There was a farmer selling a healthy crop of sour cherries at the farmer’s market this morning. We don’t see them often–the birds and squirrels like them too well.
When I was a child, my grandfather and his brothers all had gentlemen’s farms (that phrase tickles me) in the part of the state near the Greenbrier Hotel. I can remember going to the Asbury farm when I was very, very small. Too small to have many specific memories of those trips at all. I remember the peacocks, and the caretaker’s son, who told me it was bad luck to bring the feathers inside. “It brings in the evil eye,” he’d said, and then for years I wouldn’t touch peacock feathers because I thought they caused pink-eye. I remember pitting cherries in a scratchy, red wool sweater with my mother and my cousin Lynnie. Those two memories are all I have of those summers.
So, home from the market, I’ve made two batches of jam this morning. One, the traditional sour cherry that tastes like pie filling. The other, an experiment, is made of sour cherries and kumquats. Sort of half-jam, half-marmalade.
It tastes wonderful coming out of the pot, and so far (an hour into the jars), seems to have set up well. Here is the recipe for anyone feeling adventurous and lucky enough to have a good supply of sour cherries.
Sour Cherry and Kumquat Jam
Makes 7 half pints
- 4 cups sour cherries, pitted, stemmed, and coursely chopped
- 1 cup kumquts, very thinly sliced
- 4 3/4 cups sugar
- 1 tsp butter (to prevent foaming–optional)
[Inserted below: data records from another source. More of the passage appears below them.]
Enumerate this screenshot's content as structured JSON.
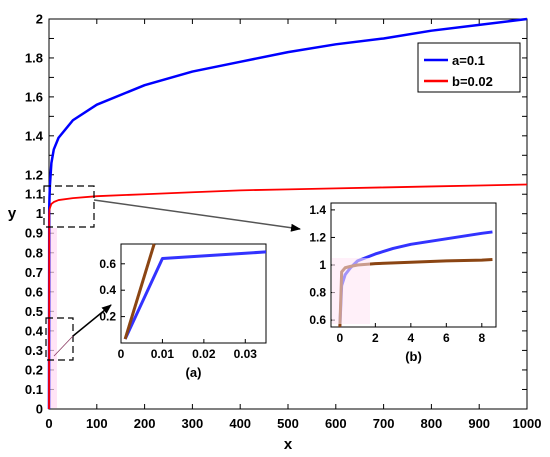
{
  "chart_data": [
    {
      "type": "line",
      "panel": "main",
      "xlabel": "x",
      "ylabel": "y",
      "xlim": [
        0,
        1000
      ],
      "ylim": [
        0,
        2
      ],
      "xticks": [
        0,
        100,
        200,
        300,
        400,
        500,
        600,
        700,
        800,
        900,
        1000
      ],
      "yticks": [
        0,
        0.1,
        0.2,
        0.3,
        0.4,
        0.5,
        0.6,
        0.7,
        0.8,
        0.9,
        1,
        1.1,
        1.2,
        1.3,
        1.4,
        1.5,
        1.6,
        1.7,
        1.8,
        1.9,
        2
      ],
      "ytick_labels": [
        "0",
        "0.1",
        "0.2",
        "0.3",
        "0.4",
        "0.5",
        "0.6",
        "0.7",
        "0.8",
        "0.9",
        "1",
        "1.1",
        "1.2",
        "1.4",
        "1.6",
        "1.8",
        "2"
      ],
      "grid": false,
      "legend": "top-right",
      "series": [
        {
          "name": "a=0.1",
          "color": "#0000ff",
          "x": [
            0,
            0.5,
            1,
            2,
            5,
            10,
            20,
            50,
            100,
            200,
            300,
            400,
            500,
            600,
            700,
            800,
            900,
            1000
          ],
          "y": [
            0,
            1.03,
            1.08,
            1.15,
            1.26,
            1.33,
            1.39,
            1.48,
            1.56,
            1.66,
            1.73,
            1.78,
            1.83,
            1.87,
            1.9,
            1.94,
            1.97,
            2.0
          ]
        },
        {
          "name": "b=0.02",
          "color": "#ff0000",
          "x": [
            0,
            0.5,
            1,
            2,
            5,
            10,
            20,
            50,
            100,
            200,
            300,
            400,
            500,
            600,
            700,
            800,
            900,
            1000
          ],
          "y": [
            0,
            1.0,
            1.02,
            1.03,
            1.05,
            1.06,
            1.07,
            1.08,
            1.09,
            1.1,
            1.11,
            1.12,
            1.125,
            1.13,
            1.135,
            1.14,
            1.145,
            1.15
          ]
        }
      ]
    },
    {
      "type": "line",
      "panel": "inset-a",
      "label": "(a)",
      "xlim": [
        0,
        0.035
      ],
      "ylim": [
        0,
        0.75
      ],
      "xticks": [
        0,
        0.01,
        0.02,
        0.03
      ],
      "xtick_labels": [
        "0",
        "0.01",
        "0.02",
        "0.03"
      ],
      "yticks": [
        0.2,
        0.4,
        0.6
      ],
      "ytick_labels": [
        "0.2",
        "0.4",
        "0.6"
      ],
      "series": [
        {
          "color": "#3333ff",
          "x": [
            0.001,
            0.01,
            0.02,
            0.03,
            0.035
          ],
          "y": [
            0.03,
            0.64,
            0.66,
            0.68,
            0.69
          ]
        },
        {
          "color": "#8b4513",
          "x": [
            0.001,
            0.008
          ],
          "y": [
            0.03,
            0.75
          ]
        }
      ]
    },
    {
      "type": "line",
      "panel": "inset-b",
      "label": "(b)",
      "xlim": [
        -0.5,
        8.8
      ],
      "ylim": [
        0.55,
        1.45
      ],
      "xticks": [
        0,
        2,
        4,
        6,
        8
      ],
      "xtick_labels": [
        "0",
        "2",
        "4",
        "6",
        "8"
      ],
      "yticks": [
        0.6,
        0.8,
        1,
        1.2,
        1.4
      ],
      "ytick_labels": [
        "0.6",
        "0.8",
        "1",
        "1.2",
        "1.4"
      ],
      "series": [
        {
          "color": "#3333ff",
          "x": [
            0,
            0.1,
            0.3,
            0.6,
            1,
            2,
            3,
            4,
            5,
            6,
            7,
            8,
            8.6
          ],
          "y": [
            0.55,
            0.85,
            0.93,
            0.98,
            1.03,
            1.08,
            1.12,
            1.15,
            1.17,
            1.19,
            1.21,
            1.23,
            1.24
          ]
        },
        {
          "color": "#8b4513",
          "x": [
            0,
            0.1,
            0.3,
            0.6,
            1,
            2,
            4,
            6,
            8,
            8.6
          ],
          "y": [
            0.55,
            0.95,
            0.98,
            0.99,
            1.0,
            1.01,
            1.02,
            1.03,
            1.035,
            1.04
          ]
        }
      ]
    }
  ]
}
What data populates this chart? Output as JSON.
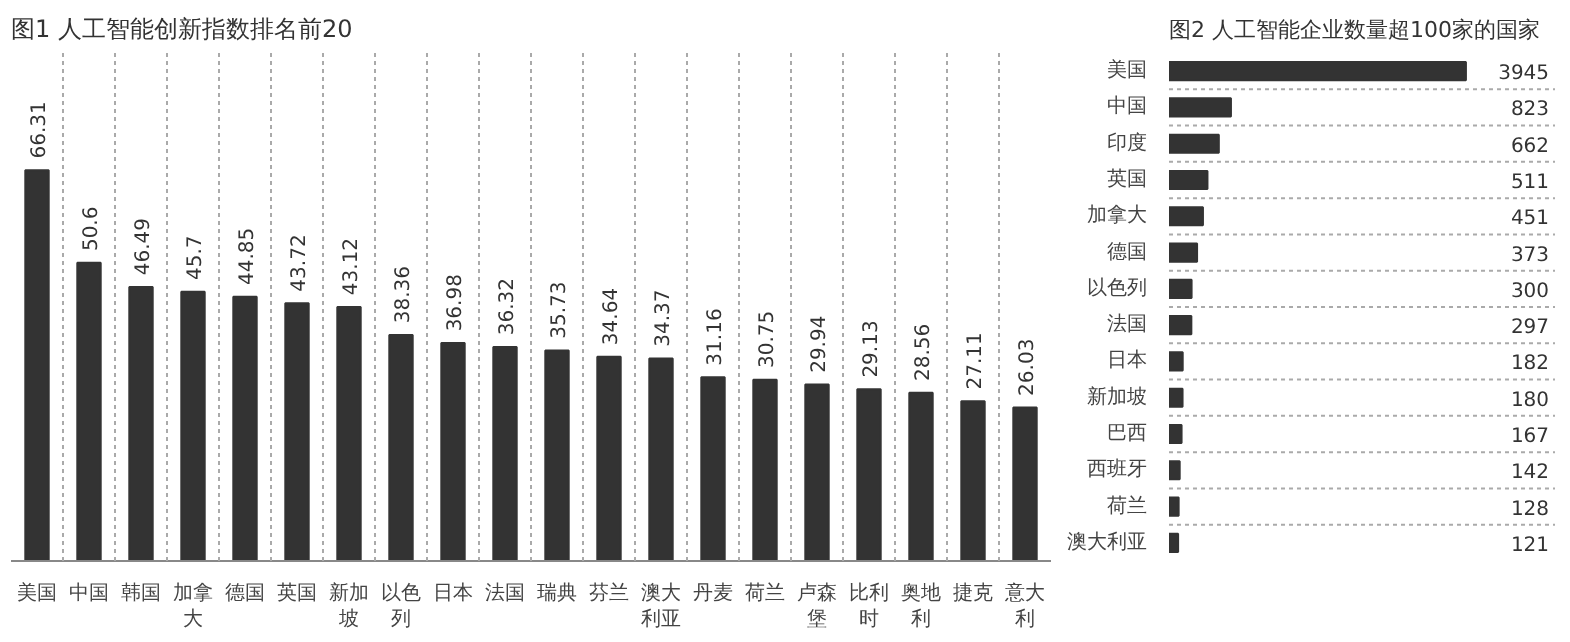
{
  "chart_data": [
    {
      "type": "bar",
      "title": "图1  人工智能创新指数排名前20",
      "categories": [
        "美国",
        "中国",
        "韩国",
        "加拿大",
        "德国",
        "英国",
        "新加坡",
        "以色列",
        "日本",
        "法国",
        "瑞典",
        "芬兰",
        "澳大利亚",
        "丹麦",
        "荷兰",
        "卢森堡",
        "比利时",
        "奥地利",
        "捷克",
        "意大利"
      ],
      "values": [
        66.31,
        50.6,
        46.49,
        45.7,
        44.85,
        43.72,
        43.12,
        38.36,
        36.98,
        36.32,
        35.73,
        34.64,
        34.37,
        31.16,
        30.75,
        29.94,
        29.13,
        28.56,
        27.11,
        26.03
      ],
      "color": "#333333",
      "data_labels": true,
      "grid": "x"
    },
    {
      "type": "bar",
      "orientation": "horizontal",
      "title": "图2 人工智能企业数量超100家的国家",
      "categories": [
        "美国",
        "中国",
        "印度",
        "英国",
        "加拿大",
        "德国",
        "以色列",
        "法国",
        "日本",
        "新加坡",
        "巴西",
        "西班牙",
        "荷兰",
        "澳大利亚"
      ],
      "values": [
        3945,
        823,
        662,
        511,
        451,
        373,
        300,
        297,
        182,
        180,
        167,
        142,
        128,
        121
      ],
      "color": "#333333",
      "data_labels": true,
      "grid": "y"
    }
  ]
}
- 1 packet Sure-Jell liquid pectin
Process the jelly jars for preserving.
Put fruit, pectin and butter into a non-reactive pot. Bring mixture to a rolling boil, stirring constantly.
Stir pectin into fruit and add butter, then bring the mixture to a rolling boil. Stir in sugar and return to rolling boil for one minute. Using a canning funnels, ladel into prepared jars.